I don’t quite believe there’s no ‘supposed to’ for me anymore.

I step out of the Grand Shrine onto the dusty mosaic-tile road of the Royal Square.

I have all the time in the world to work out what I feel.

Then I hear a loud horn, and I look back to the station to see the train pulling in.

It’s not that I’ve never seen one, or that there weren’t others in the station. But this train is a big one.

Big trains are more likely to travel farther away.

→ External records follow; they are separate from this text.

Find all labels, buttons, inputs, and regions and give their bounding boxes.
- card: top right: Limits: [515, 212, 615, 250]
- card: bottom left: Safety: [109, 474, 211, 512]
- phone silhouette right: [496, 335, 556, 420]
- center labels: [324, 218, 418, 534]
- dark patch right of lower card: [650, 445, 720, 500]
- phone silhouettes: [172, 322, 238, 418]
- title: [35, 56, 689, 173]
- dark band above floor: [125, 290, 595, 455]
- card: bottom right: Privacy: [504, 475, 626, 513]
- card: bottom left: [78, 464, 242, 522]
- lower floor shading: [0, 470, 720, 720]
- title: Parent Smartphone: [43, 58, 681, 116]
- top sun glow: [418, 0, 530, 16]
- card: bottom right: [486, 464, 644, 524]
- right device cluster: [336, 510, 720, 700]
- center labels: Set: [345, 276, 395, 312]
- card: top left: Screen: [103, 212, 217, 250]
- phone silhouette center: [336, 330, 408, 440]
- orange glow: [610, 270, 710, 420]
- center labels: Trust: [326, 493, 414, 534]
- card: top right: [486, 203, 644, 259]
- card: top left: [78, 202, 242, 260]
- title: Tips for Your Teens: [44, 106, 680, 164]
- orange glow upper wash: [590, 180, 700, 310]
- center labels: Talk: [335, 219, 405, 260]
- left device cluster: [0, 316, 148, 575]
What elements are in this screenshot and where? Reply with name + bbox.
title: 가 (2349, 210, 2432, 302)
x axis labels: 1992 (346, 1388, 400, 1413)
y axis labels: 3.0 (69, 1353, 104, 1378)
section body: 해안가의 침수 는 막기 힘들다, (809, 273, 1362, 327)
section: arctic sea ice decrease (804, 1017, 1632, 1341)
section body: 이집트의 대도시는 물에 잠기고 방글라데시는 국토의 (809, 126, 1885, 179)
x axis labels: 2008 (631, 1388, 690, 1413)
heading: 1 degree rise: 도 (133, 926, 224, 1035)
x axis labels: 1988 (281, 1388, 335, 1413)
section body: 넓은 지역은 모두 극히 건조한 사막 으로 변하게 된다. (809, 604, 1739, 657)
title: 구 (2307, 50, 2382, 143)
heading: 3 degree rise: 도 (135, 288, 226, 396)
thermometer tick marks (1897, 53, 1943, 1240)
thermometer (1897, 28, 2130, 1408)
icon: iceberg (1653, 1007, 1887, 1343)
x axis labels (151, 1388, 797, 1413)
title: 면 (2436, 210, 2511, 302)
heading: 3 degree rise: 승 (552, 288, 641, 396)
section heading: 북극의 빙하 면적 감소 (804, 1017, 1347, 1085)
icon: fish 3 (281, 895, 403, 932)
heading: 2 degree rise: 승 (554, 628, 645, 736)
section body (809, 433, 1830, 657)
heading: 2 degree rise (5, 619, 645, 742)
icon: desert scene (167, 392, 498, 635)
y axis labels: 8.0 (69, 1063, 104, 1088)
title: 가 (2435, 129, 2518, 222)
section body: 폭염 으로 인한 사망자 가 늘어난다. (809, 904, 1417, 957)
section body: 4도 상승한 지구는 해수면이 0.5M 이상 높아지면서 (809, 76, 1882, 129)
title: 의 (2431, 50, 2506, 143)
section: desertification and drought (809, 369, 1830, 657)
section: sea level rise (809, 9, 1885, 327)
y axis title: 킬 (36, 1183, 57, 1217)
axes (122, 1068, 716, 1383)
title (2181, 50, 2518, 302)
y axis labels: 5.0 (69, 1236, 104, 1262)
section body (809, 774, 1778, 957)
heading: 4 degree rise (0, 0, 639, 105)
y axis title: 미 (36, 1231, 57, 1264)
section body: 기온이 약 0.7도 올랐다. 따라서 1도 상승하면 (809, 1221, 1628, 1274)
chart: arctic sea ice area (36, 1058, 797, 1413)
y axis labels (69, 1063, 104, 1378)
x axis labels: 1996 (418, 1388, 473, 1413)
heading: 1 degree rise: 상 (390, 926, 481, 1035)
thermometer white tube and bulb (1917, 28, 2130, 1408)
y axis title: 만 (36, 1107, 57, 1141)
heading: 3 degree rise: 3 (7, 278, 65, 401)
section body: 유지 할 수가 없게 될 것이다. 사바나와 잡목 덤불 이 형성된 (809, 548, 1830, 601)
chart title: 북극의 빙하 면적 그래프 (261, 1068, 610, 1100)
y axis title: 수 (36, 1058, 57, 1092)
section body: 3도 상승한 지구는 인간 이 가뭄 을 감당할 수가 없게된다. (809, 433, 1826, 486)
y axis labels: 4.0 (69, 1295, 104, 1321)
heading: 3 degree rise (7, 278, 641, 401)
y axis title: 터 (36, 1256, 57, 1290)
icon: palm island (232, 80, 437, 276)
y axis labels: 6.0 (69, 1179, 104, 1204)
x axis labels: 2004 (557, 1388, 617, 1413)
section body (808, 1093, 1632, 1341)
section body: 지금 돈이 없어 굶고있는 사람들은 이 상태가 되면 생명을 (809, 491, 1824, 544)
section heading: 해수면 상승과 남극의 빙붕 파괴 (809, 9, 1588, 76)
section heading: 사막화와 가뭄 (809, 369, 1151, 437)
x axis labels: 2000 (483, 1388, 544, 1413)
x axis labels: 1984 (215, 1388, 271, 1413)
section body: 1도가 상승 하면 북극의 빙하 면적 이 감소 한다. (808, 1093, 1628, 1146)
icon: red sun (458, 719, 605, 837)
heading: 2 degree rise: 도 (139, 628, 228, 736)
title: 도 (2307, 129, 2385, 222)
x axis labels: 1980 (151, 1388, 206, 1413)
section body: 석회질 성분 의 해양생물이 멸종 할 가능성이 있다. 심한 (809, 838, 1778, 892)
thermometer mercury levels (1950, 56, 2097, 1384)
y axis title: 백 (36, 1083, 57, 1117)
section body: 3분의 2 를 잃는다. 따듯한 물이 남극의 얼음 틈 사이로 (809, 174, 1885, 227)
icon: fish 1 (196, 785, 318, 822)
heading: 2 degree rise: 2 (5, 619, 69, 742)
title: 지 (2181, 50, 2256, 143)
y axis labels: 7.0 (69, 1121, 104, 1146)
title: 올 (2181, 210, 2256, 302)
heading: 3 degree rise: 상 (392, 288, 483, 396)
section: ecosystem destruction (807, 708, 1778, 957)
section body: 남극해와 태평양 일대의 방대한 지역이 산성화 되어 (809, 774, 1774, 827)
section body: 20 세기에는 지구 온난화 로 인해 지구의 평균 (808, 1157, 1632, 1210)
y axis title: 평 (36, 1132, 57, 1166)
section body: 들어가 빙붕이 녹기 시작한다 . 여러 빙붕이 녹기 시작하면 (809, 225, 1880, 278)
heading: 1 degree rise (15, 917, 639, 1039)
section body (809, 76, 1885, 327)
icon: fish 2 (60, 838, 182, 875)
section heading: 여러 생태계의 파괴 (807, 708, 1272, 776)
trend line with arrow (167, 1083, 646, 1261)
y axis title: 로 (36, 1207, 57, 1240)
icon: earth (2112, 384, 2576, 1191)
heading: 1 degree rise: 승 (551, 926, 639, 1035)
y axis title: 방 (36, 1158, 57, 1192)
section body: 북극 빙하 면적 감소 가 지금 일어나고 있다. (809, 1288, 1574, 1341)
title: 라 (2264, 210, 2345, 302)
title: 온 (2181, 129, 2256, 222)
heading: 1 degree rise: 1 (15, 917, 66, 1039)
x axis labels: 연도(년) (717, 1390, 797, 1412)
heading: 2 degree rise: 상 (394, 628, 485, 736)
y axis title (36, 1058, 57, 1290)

And I need to get as far as possible.

They also don’t arrive that often, and this illusion spell will only last so long.

I sprint.

I barely take in the gardens, the beautiful shops, the stages for players and music.

I ought to need a ticket, but I have no money to buy one with.

But I do have an illusion, and so I sail past the crowds, the ticket masters and conductors and guards, and I fling myself onto the train just before the doors close and it pulls away.

Only then does it occur to me that I never looked at where it’s headed.

I have no idea where I’m going. But as I watch through the window as the train picks up speed, I know I’m on my way.


 

As I walk through the train car I spy one of the other passengers’ tickets indicating this train is eastbound. This is more than I knew before, but doesn’t tell me much: the capital Miteran is on the western side of Istalam, so heading east leaves a lot of ground to cover.

More importantly, I don’t have much time until the candles run out. I make my way to the car with the non-reserved seats and scoot to the end of a bench.

I now have plenty of time to figure out my next move, but the train car is warm and all at once my energy seems to drain out. I have enough time to realize the illusion spell has probably just worn off and sapped the remainder of my energy with it, and then I’m asleep.